Atrix Laboratories, Inc. announced today the company's proprietary acne drug, Atrisone (5 per cent topical dapsone gel) has successfully completed two pivotal Phase III clinical efficacy studies. Over 3000 patients were enrolled in these double-blind, randomized, vehicle-controlled studies, which were conducted in over 100 centres around the US and Canada.

"We are pleased to announce the successful completion of the largest clinical studies ever undertaken by this company," said Dr Steve Garrett, senior vice president of clinical research. "The databases have been locked, and preliminary data analyses are complete. We will be working diligently to assemble the New Drug Application (NDA). Due to the large dataset and extensive preclinical work, we expect to submit to the US Food and Drug Administration (FDA) in July of 2004."
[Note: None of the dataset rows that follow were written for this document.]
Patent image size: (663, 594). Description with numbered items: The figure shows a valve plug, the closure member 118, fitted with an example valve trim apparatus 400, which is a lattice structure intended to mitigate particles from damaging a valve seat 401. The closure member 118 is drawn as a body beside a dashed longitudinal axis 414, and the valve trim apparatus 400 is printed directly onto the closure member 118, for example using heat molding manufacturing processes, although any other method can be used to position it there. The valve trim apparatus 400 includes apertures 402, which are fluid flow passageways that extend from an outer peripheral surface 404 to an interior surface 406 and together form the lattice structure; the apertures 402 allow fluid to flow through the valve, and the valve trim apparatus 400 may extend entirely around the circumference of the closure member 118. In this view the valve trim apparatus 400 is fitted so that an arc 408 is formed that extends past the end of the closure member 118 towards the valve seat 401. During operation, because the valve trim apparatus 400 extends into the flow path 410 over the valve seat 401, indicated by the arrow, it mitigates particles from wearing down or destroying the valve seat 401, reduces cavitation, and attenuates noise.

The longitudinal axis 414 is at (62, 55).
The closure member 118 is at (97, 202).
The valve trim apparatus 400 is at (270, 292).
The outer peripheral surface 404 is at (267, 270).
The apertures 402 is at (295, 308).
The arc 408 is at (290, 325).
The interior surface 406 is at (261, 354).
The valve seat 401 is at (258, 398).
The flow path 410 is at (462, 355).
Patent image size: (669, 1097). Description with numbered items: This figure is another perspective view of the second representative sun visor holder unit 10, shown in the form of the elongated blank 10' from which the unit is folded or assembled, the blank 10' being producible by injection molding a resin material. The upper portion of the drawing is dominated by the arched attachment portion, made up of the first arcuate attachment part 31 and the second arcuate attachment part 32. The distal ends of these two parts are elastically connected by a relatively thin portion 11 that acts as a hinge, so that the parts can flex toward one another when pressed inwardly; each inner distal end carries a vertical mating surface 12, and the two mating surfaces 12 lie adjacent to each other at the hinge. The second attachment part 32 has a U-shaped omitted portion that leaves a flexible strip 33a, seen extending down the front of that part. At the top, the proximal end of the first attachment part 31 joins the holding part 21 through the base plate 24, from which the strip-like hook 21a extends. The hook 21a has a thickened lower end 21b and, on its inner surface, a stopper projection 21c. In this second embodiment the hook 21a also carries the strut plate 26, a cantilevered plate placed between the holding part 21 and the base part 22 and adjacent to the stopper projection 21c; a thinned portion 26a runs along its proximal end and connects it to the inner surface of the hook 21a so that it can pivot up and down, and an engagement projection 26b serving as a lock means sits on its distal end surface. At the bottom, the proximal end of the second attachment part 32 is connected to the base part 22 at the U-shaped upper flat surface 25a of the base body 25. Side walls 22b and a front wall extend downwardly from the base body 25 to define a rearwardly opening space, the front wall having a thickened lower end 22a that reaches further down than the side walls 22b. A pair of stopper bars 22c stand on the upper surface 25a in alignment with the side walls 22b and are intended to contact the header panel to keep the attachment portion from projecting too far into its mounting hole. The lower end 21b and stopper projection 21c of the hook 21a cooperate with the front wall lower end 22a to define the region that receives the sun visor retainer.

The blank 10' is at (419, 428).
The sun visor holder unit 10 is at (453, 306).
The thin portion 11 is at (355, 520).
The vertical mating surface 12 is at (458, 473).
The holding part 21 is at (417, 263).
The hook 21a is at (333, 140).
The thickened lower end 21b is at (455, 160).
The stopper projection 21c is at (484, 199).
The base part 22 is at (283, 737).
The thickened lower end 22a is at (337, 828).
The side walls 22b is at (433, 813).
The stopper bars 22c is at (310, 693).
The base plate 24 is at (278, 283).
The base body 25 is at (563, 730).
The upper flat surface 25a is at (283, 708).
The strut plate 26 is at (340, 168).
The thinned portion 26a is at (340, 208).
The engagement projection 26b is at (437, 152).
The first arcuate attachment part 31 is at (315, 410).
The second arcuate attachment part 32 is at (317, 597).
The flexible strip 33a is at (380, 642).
Dapsone, the active compound in Atrisone, is an antibiotic with independent anti-inflammatory activity, formulated in Atrix's SMP technology. Dapsone is highly insoluble and previously has only been commercially available as an oral tablet. The Atrix SMP technology provides a platform for highly water-insoluble drugs, such as dapsone, to be delivered topically, right at the site of disease. This proprietary technology is one of three topical drug delivery systems developed by Atrix's scientists.

Fujisawa Healthcare Inc., the North American subsidiary of Fujisawa Pharmaceutical Co., Ltd., in a co-development agreement, has licensed the marketing rights to Atrisone for acne and provided significant support for the development of the product.